Generated with temperature=0.8, top_k=50, seed=42. All output is lowercase — this is a tokenizer property, not a generation artifact.
Prompt: O Brasil é
o brasil é uma espécie de ave da família dos caririformes.
Prompt: A capital de Pernambuco é
a capital de pernambuco é um município brasileiro do estado do rio de janeiro.
What these samples show: the model produces syntactically plausible Portuguese with an encyclopedic style. They also illustrate the primary limitation at this scale: factual hallucination is common and expected. The capital of Pernambuco is Recife. The model does not know this reliably.
These are not disclaimers — they are accurate descriptions of what this model can and cannot do at 17M parameters.
nmt_nfkc_cf normalization (lowercase). The model never generates uppercase characters.huggingface.co/maracatu-ai/maracatu-20m
from transformers import AutoTokenizer, AutoModelForCausalLM
import torch
tokenizer = AutoTokenizer.from_pretrained("maracatu-ai/maracatu-20m", use_fast=False)
model = AutoModelForCausalLM.from_pretrained("maracatu-ai/maracatu-20m")
model.eval()
inputs = tokenizer("O Brasil é", return_tensors="pt")
with torch.no_grad():
out = model.generate(**inputs, max_new_tokens=60, temperature=0.8, top_k=50, do_sample=True)
print(tokenizer.decode(out[0], skip_special_tokens=True))
github.com/maracatu-ai/maracatu
Full source: model architecture, tokenizer training, corpus cleanup, export scripts, experiment logs.
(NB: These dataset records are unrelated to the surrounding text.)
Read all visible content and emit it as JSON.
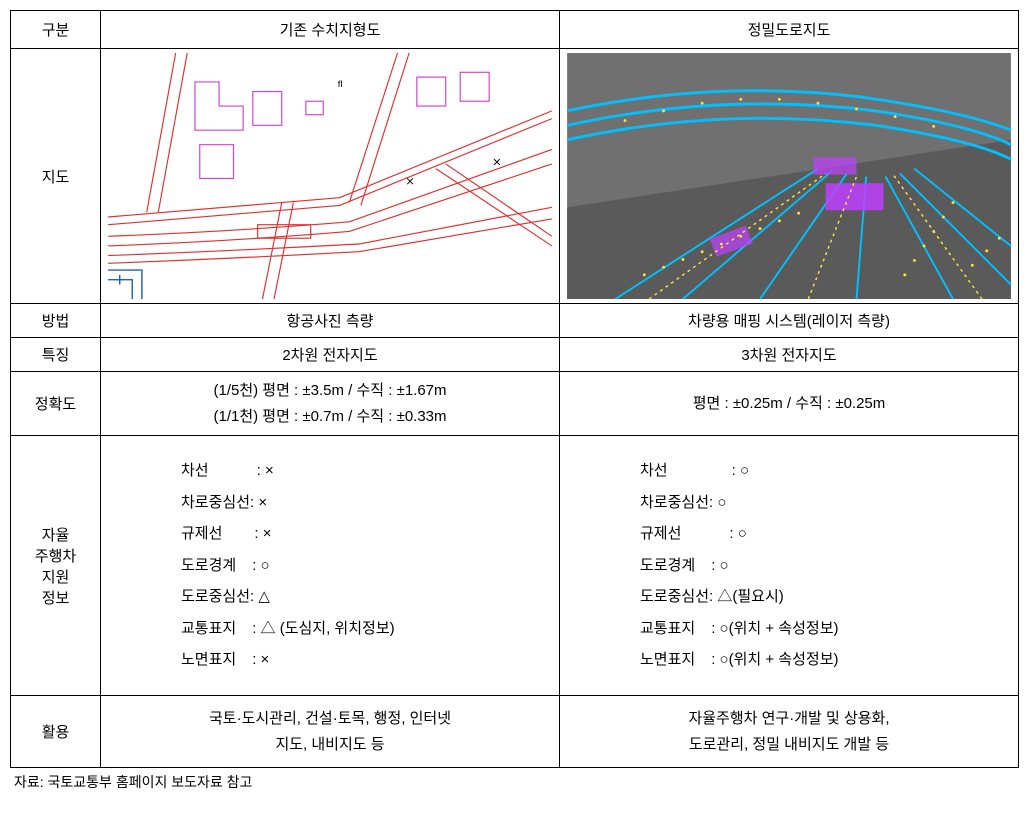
{
  "headers": {
    "category": "구분",
    "existing": "기존 수치지형도",
    "precision": "정밀도로지도"
  },
  "rows": {
    "map": "지도",
    "method": "방법",
    "feature": "특징",
    "accuracy": "정확도",
    "support": "자율\n주행차\n지원\n정보",
    "usage": "활용"
  },
  "method": {
    "existing": "항공사진 측량",
    "precision": "차량용 매핑 시스템(레이저 측량)"
  },
  "feature": {
    "existing": "2차원 전자지도",
    "precision": "3차원 전자지도"
  },
  "accuracy": {
    "existing_line1": "(1/5천) 평면 : ±3.5m / 수직 : ±1.67m",
    "existing_line2": "(1/1천) 평면 : ±0.7m / 수직 : ±0.33m",
    "precision": "평면 : ±0.25m / 수직 : ±0.25m"
  },
  "support": {
    "existing": [
      {
        "label": "차선",
        "pad": 48,
        "value": ": ×"
      },
      {
        "label": "차로중심선",
        "pad": 0,
        "value": ": ×"
      },
      {
        "label": "규제선",
        "pad": 32,
        "value": ": ×"
      },
      {
        "label": "도로경계",
        "pad": 16,
        "value": ": ○"
      },
      {
        "label": "도로중심선",
        "pad": 0,
        "value": ": △"
      },
      {
        "label": "교통표지",
        "pad": 16,
        "value": ": △ (도심지, 위치정보)"
      },
      {
        "label": "노면표지",
        "pad": 16,
        "value": ": ×"
      }
    ],
    "precision": [
      {
        "label": "차선",
        "pad": 64,
        "value": ": ○"
      },
      {
        "label": "차로중심선",
        "pad": 0,
        "value": ": ○"
      },
      {
        "label": "규제선",
        "pad": 48,
        "value": ": ○"
      },
      {
        "label": "도로경계",
        "pad": 16,
        "value": ": ○"
      },
      {
        "label": "도로중심선",
        "pad": 0,
        "value": ": △(필요시)"
      },
      {
        "label": "교통표지",
        "pad": 16,
        "value": ": ○(위치 + 속성정보)"
      },
      {
        "label": "노면표지",
        "pad": 16,
        "value": ": ○(위치 + 속성정보)"
      }
    ]
  },
  "usage": {
    "existing_line1": "국토·도시관리, 건설·토목, 행정, 인터넷",
    "existing_line2": "지도, 내비지도 등",
    "precision_line1": "자율주행차 연구·개발 및 상용화,",
    "precision_line2": "도로관리, 정밀 내비지도 개발 등"
  },
  "source": "자료: 국토교통부 홈페이지 보도자료 참고",
  "map_visual": {
    "existing": {
      "background": "#ffffff",
      "road_color": "#e03030",
      "building_color": "#d040d0",
      "river_color": "#2060c0",
      "label_color": "#000000"
    },
    "precision": {
      "background": "#707070",
      "lane_color": "#00c0ff",
      "marking_color": "#c040ff",
      "dot_color": "#ffe040",
      "ground_color": "#5a5a5a"
    }
  }
}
kaggle.com/models/whereisanzi/maracatu-20m
Original training checkpoint and Kaggle kernel used for the T4 run.
Code and weights are released under the Apache License 2.0.
Training data (Wikipedia PT) is licensed CC BY-SA 4.0 by the Wikimedia Foundation and contributors.
@misc{maracatu2026,
author = {Anzileiro, Anderson},
title = {Maracatu-20M: A Brazilian Portuguese Language Model Trained from Scratch},
year = {2026},
publisher = {HuggingFace},
howpublished = {\url{https://huggingface.co/maracatu-ai/maracatu-20m}},
}
Full documentation, architecture decisions, experiment logs, and roadmap: github.com/maracatu-ai/maracatu
Maracatu-20M is the first step. The roadmap runs to Maracatu-70B, targeting Llama-3.1-70B performance on Portuguese benchmarks (ENEM, OAB, BLUEX, POSCOMP).